Black and White photography, two simple colors, sounds easy enough – right? The color guys, now they are the ones that have it rough. CMYK, RGB, HEX – the acronyms alone are enough to drive a photographer mad! Hell, you can write a Masters-Thesis on color….so why not take the easy road and stick with one basic tone?!
But let’s think about this Color vs. Monotone photography thing for a second…it may not be as simple as Black and White (see what I did there?). The two colors, Black and white, could not be more-contrasting. They are literally at the opposite ends of the spectrum. Maybe we need color in our photographs to keep Black and White in check? Maybe color is the mediator between these two very opposing forces and when removed you’re left with the bare bones of the photograph for the entire world to see…your skill as a photographer exposed (for lack of a better term). We’ve all seen the power of a successful black and white image and we know, albeit a difficult tool to master, that it can be done. There are images that just seem to translate better in Black and White, so this brings up a good question…when does an artist decide that a photograph is worth the effort of converting to Monotone?
Like all other skills you and I master, to understand the “when”, we must first understand the “how”. Obviously the components of a successful Black and White Image are far too numerous to list….like I said, you can probably write a Masters-Thesis on the subject. So for the sake of time I’ve tried to narrow down my personal approach of B&W Photography to “The Three Powers” of a Successful Photographer.
First and foremost is The Power of Good Exposure. I cannot stress how important it is to understand exposure on an intimate level. I am not talking about learning what an “F-Stop” is or what ISO you are at. Don’t get me wrong, those are important, but I’m talking about something much deeper here. You need to come to an understanding that your camera is stupid…its “intelligence” is nothing more than a stream of bits and bytes running through a processor. It cannot plan for every scenario and you must learn when (and how) to overwrite what it’s telling you the “perfect” exposure is.
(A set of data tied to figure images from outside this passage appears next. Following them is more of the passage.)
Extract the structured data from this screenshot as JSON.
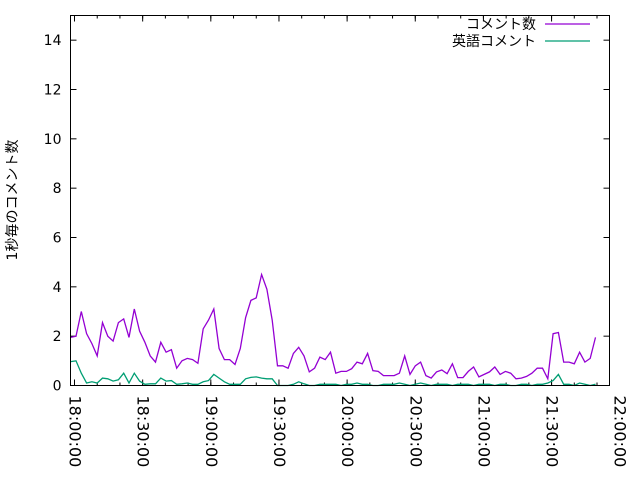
{
  "chart_data": {
    "type": "line",
    "title": "",
    "xlabel": "",
    "ylabel": "1秒毎のコメント数",
    "ylim": [
      0,
      15
    ],
    "xlim": [
      "17:58:14",
      "21:55:30"
    ],
    "yticks": [
      "0",
      "2",
      "4",
      "6",
      "8",
      "10",
      "12",
      "14"
    ],
    "xticks": [
      "18:00:00",
      "18:30:00",
      "19:00:00",
      "19:30:00",
      "20:00:00",
      "20:30:00",
      "21:00:00",
      "21:30:00",
      "22:00:00"
    ],
    "grid": false,
    "legend_position": "top-right",
    "x": [
      "17:58:20",
      "18:00:40",
      "18:03:00",
      "18:05:20",
      "18:07:40",
      "18:10:00",
      "18:12:20",
      "18:14:40",
      "18:17:00",
      "18:19:20",
      "18:21:40",
      "18:24:00",
      "18:26:20",
      "18:28:40",
      "18:31:00",
      "18:33:20",
      "18:35:40",
      "18:38:00",
      "18:40:20",
      "18:42:40",
      "18:45:00",
      "18:47:20",
      "18:49:40",
      "18:52:00",
      "18:54:20",
      "18:56:40",
      "18:59:00",
      "19:01:20",
      "19:03:40",
      "19:06:00",
      "19:08:20",
      "19:10:40",
      "19:13:00",
      "19:15:20",
      "19:17:40",
      "19:20:00",
      "19:22:20",
      "19:24:40",
      "19:27:00",
      "19:29:20",
      "19:31:40",
      "19:34:00",
      "19:36:20",
      "19:38:40",
      "19:41:00",
      "19:43:20",
      "19:45:40",
      "19:48:00",
      "19:50:20",
      "19:52:40",
      "19:55:00",
      "19:57:20",
      "19:59:40",
      "20:02:00",
      "20:04:20",
      "20:06:40",
      "20:09:00",
      "20:11:20",
      "20:13:40",
      "20:16:00",
      "20:18:20",
      "20:20:40",
      "20:23:00",
      "20:25:20",
      "20:27:40",
      "20:30:00",
      "20:32:20",
      "20:34:40",
      "20:37:00",
      "20:39:20",
      "20:41:40",
      "20:44:00",
      "20:46:20",
      "20:48:40",
      "20:51:00",
      "20:53:20",
      "20:55:40",
      "20:58:00",
      "21:00:20",
      "21:02:40",
      "21:05:00",
      "21:07:20",
      "21:09:40",
      "21:12:00",
      "21:14:20",
      "21:16:40",
      "21:19:00",
      "21:21:20",
      "21:23:40",
      "21:26:00",
      "21:28:20",
      "21:30:40",
      "21:33:00",
      "21:35:20",
      "21:37:40",
      "21:40:00",
      "21:42:20",
      "21:44:40",
      "21:47:00",
      "21:49:20"
    ],
    "series": [
      {
        "name": "コメント数",
        "color": "#9400d3",
        "values": [
          1.95,
          2.0,
          3.0,
          2.1,
          1.7,
          1.2,
          2.55,
          2.0,
          1.8,
          2.55,
          2.7,
          1.95,
          3.1,
          2.2,
          1.75,
          1.2,
          0.95,
          1.75,
          1.35,
          1.45,
          0.7,
          1.0,
          1.1,
          1.05,
          0.9,
          2.3,
          2.65,
          3.1,
          1.5,
          1.05,
          1.05,
          0.85,
          1.5,
          2.75,
          3.45,
          3.55,
          4.5,
          3.9,
          2.65,
          0.8,
          0.8,
          0.7,
          1.3,
          1.55,
          1.2,
          0.55,
          0.7,
          1.15,
          1.05,
          1.35,
          0.5,
          0.57,
          0.57,
          0.68,
          0.95,
          0.88,
          1.3,
          0.6,
          0.57,
          0.4,
          0.4,
          0.4,
          0.5,
          1.2,
          0.45,
          0.8,
          0.95,
          0.4,
          0.3,
          0.55,
          0.63,
          0.48,
          0.88,
          0.32,
          0.32,
          0.57,
          0.75,
          0.35,
          0.45,
          0.55,
          0.75,
          0.45,
          0.57,
          0.5,
          0.27,
          0.3,
          0.37,
          0.5,
          0.7,
          0.7,
          0.27,
          2.1,
          2.15,
          0.95,
          0.95,
          0.88,
          1.35,
          0.95,
          1.1,
          1.95
        ]
      },
      {
        "name": "英語コメント",
        "color": "#009e73",
        "values": [
          0.97,
          1.0,
          0.5,
          0.1,
          0.15,
          0.1,
          0.3,
          0.27,
          0.18,
          0.23,
          0.5,
          0.1,
          0.5,
          0.18,
          0.05,
          0.07,
          0.07,
          0.3,
          0.18,
          0.2,
          0.05,
          0.07,
          0.1,
          0.05,
          0.05,
          0.15,
          0.2,
          0.45,
          0.3,
          0.15,
          0.05,
          0.05,
          0.05,
          0.27,
          0.33,
          0.35,
          0.3,
          0.27,
          0.27,
          0,
          0,
          0,
          0.05,
          0.15,
          0.07,
          0,
          0,
          0.05,
          0.05,
          0.05,
          0.05,
          0,
          0.05,
          0.05,
          0.1,
          0.05,
          0.05,
          0,
          0,
          0.05,
          0.05,
          0.05,
          0.1,
          0.05,
          0,
          0.05,
          0.1,
          0.05,
          0,
          0.05,
          0.05,
          0.05,
          0,
          0.05,
          0.05,
          0.05,
          0,
          0.05,
          0.05,
          0.05,
          0,
          0.05,
          0.05,
          0,
          0,
          0.05,
          0.05,
          0,
          0.05,
          0.05,
          0.1,
          0.2,
          0.45,
          0.05,
          0.05,
          0,
          0.1,
          0.05,
          0,
          0.05
        ]
      }
    ]
  }
}
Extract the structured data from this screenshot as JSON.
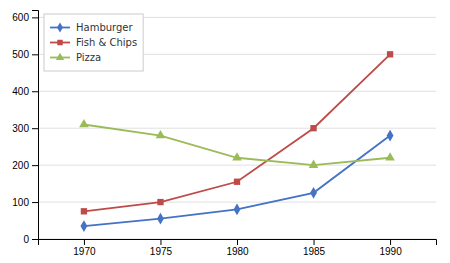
{
  "chart_data": {
    "type": "line",
    "x": [
      1970,
      1975,
      1980,
      1985,
      1990
    ],
    "series": [
      {
        "name": "Hamburger",
        "color": "#4472C4",
        "marker": "diamond",
        "values": [
          35,
          55,
          80,
          125,
          280
        ]
      },
      {
        "name": "Fish & Chips",
        "color": "#BE4B48",
        "marker": "square",
        "values": [
          75,
          100,
          155,
          300,
          500
        ]
      },
      {
        "name": "Pizza",
        "color": "#9BBB59",
        "marker": "triangle",
        "values": [
          310,
          280,
          220,
          200,
          220
        ]
      }
    ],
    "xlim": [
      1967,
      1993
    ],
    "xticks": [
      1970,
      1975,
      1980,
      1985,
      1990
    ],
    "ylim": [
      0,
      620
    ],
    "yticks": [
      0,
      100,
      200,
      300,
      400,
      500,
      600
    ],
    "grid": true,
    "legend": "upper left"
  }
}
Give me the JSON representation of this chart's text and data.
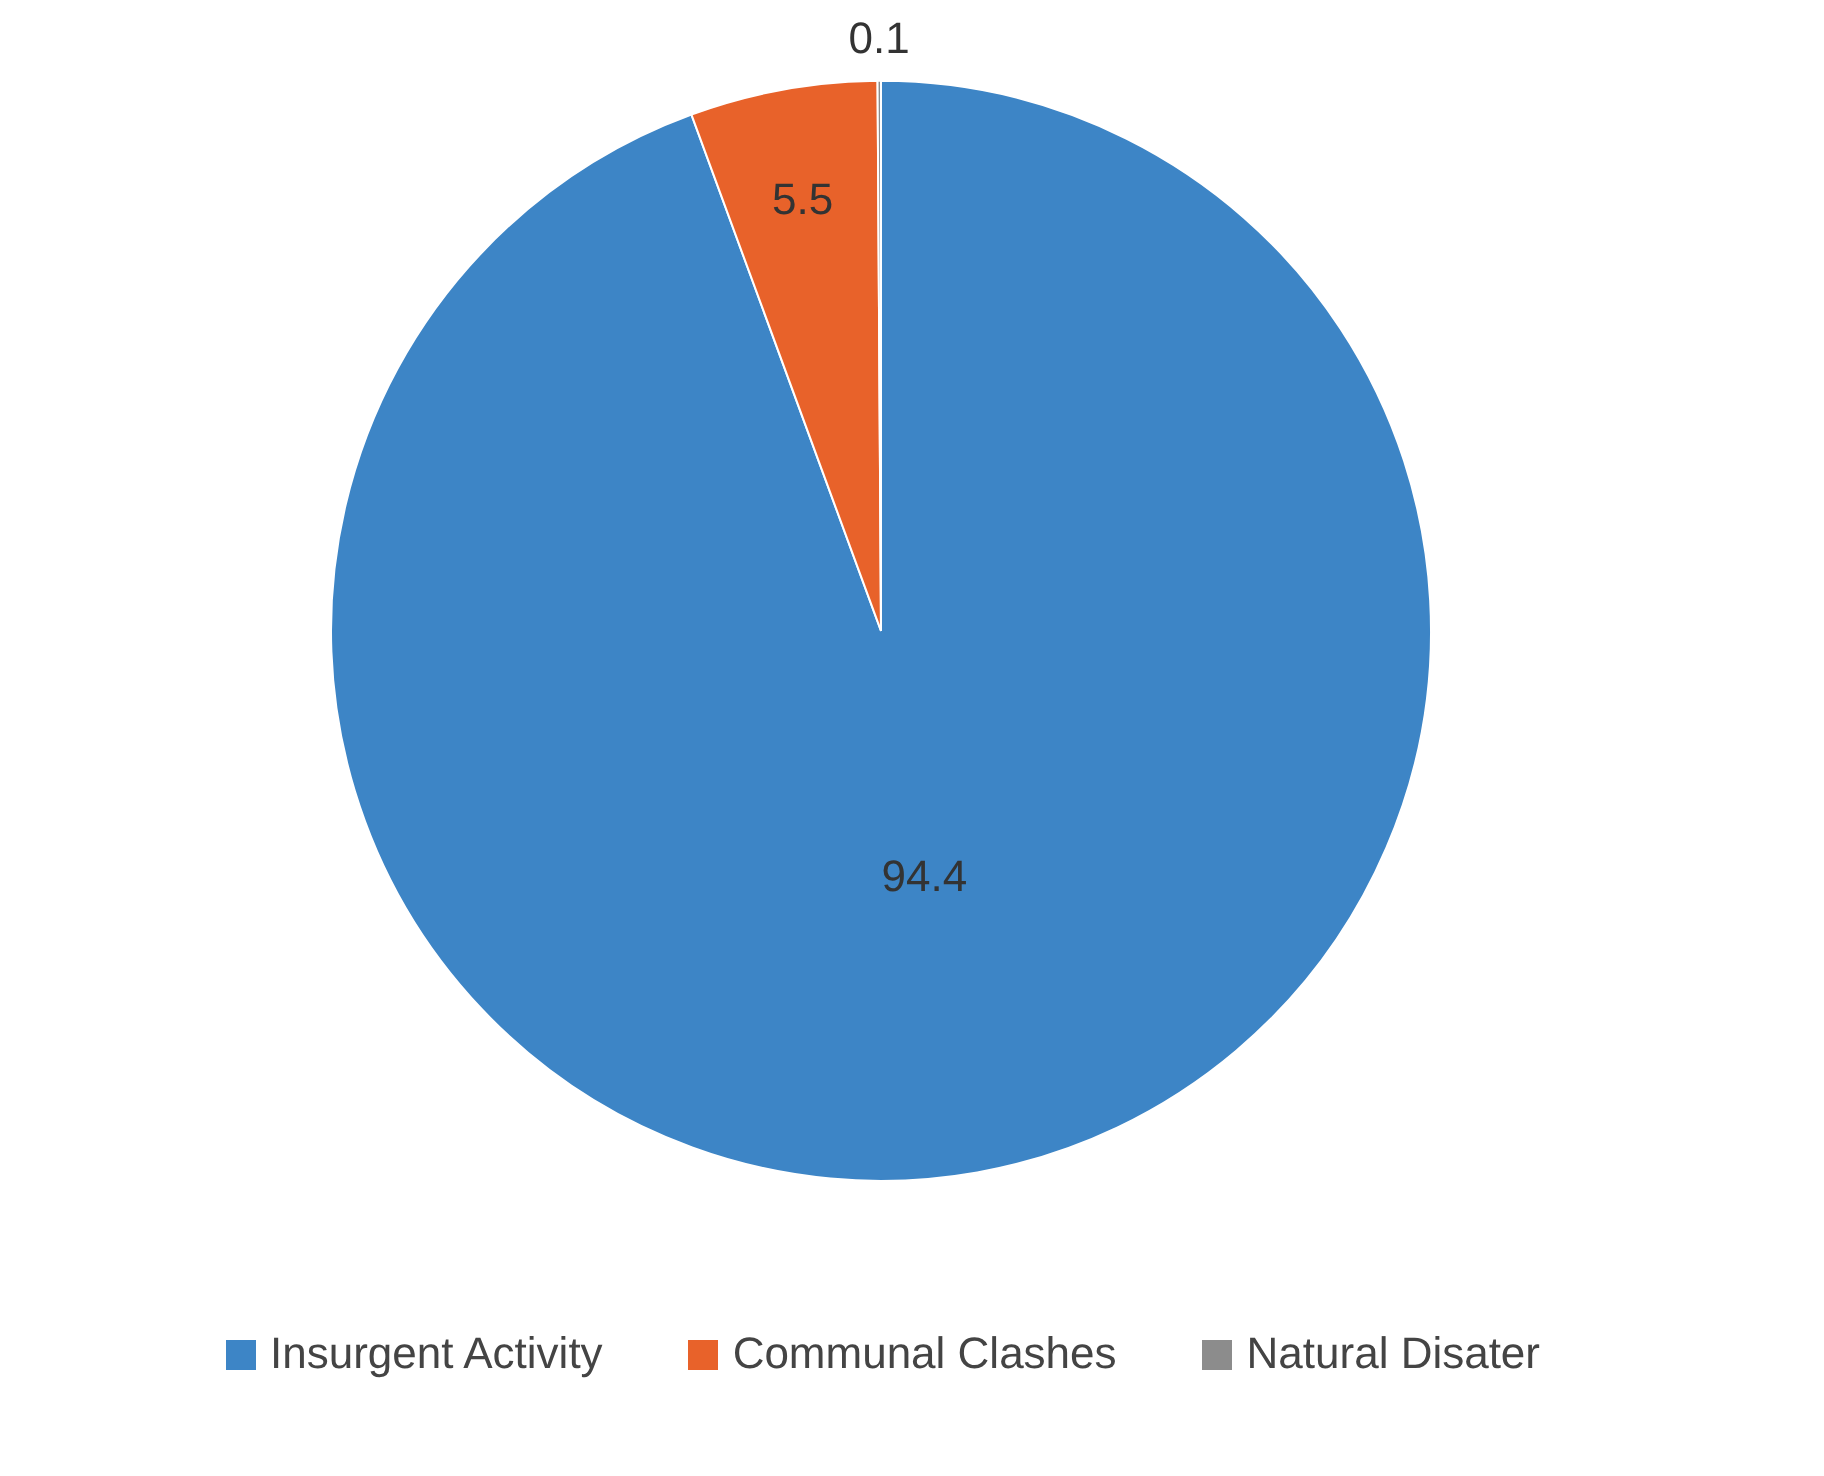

Exposing a photograph in the snow is a good example of when you need to take a step back and question what your camera is telling you. Knowing when and how to overwrite a camera’s logic is integral to taking the perfect black and white photo.
The second step to successful B&W Photography is The Power of Good Light. Light is the only thing that a Monotone Photograph has going for it. The dance of blinding-white and sharp-black tones can create contrast and textures that get lost in color photography. By learning to notice interesting light you begin to see things in a different perspective. Toy Photography is excellent for taking advantage of good light because we work on a very small scale. A landscape photographer can have a scene ruined with harsh light but a small amount of shade at high noon can become a whole new world for your Lego. It may take a little practice but once you begin noticing good light then you are well on your way to dynamic black and white photography.
The next power is one that we all can get lazy on; however, this is where I firmly believe that the creative artist can truly be released into a photograph. It’s difficult to master and extremely time-consuming but The Power of Post Processing cannot be underestimated. No matter how well you expose your photograph, or how perfect the light may be…a photo can *always* benefit from post processing. I’m not going to get into my disdain for apps and filters. In a pinch, they’ll do. I love shooting “in the moment” and sometimes they’re convenient and can get the job done…but if I have a free second I will take it and run a photo through Photoshop. While Photoshop can be intimidating, its power with Black and White Photography is second to none. Show me a photographer that understands layers and who can “burn” and “dodge” and I will show you a successful Monotone Photographer. It will take some time to understand and there will be some frustrations along the way but you will eventually arise victorious and become a better photographer for doing so.
Lastly, what I am about to tell you, may go against everything you believe about when to process a photo in black and white. It’s very important that you understand — Black and White photography is not an excuse for fixing bad color….it’s about eliminating bad color. As contradictory as that sounds, it’s as true as an arrow from Robin Hood’s Quiver. Let me explain. Color is everywhere and it has a profound impact on our sub-conscious. It can make us feel anxious, happy, sad, cold, impulsive or nostalgic at a moment’s notice. It is a force to be reckoned with and has potential to be extremely distracting. By eliminating color we eliminate distractions effectively drawing more focus onto the subject matter of the photograph. Not all photos work well in Black and White. The magic happens when light and shadow dance in harmony because of powerful exposure, when crisp white highlights lean against deep black shadows because we notice contrasting light and when textures jump from the page because we “burn” in the detail with post-processing. It’s in those moments when you take a picture with deep contrasting light and exciting texture that you should consider playing with black and white. Like anything worthwhile, Black and White photography takes practice and patience so take advantage of the digital age and have your camera bag with you wherever you go.
Until next time…
When do you employ the Black and White technique on your toy photographs?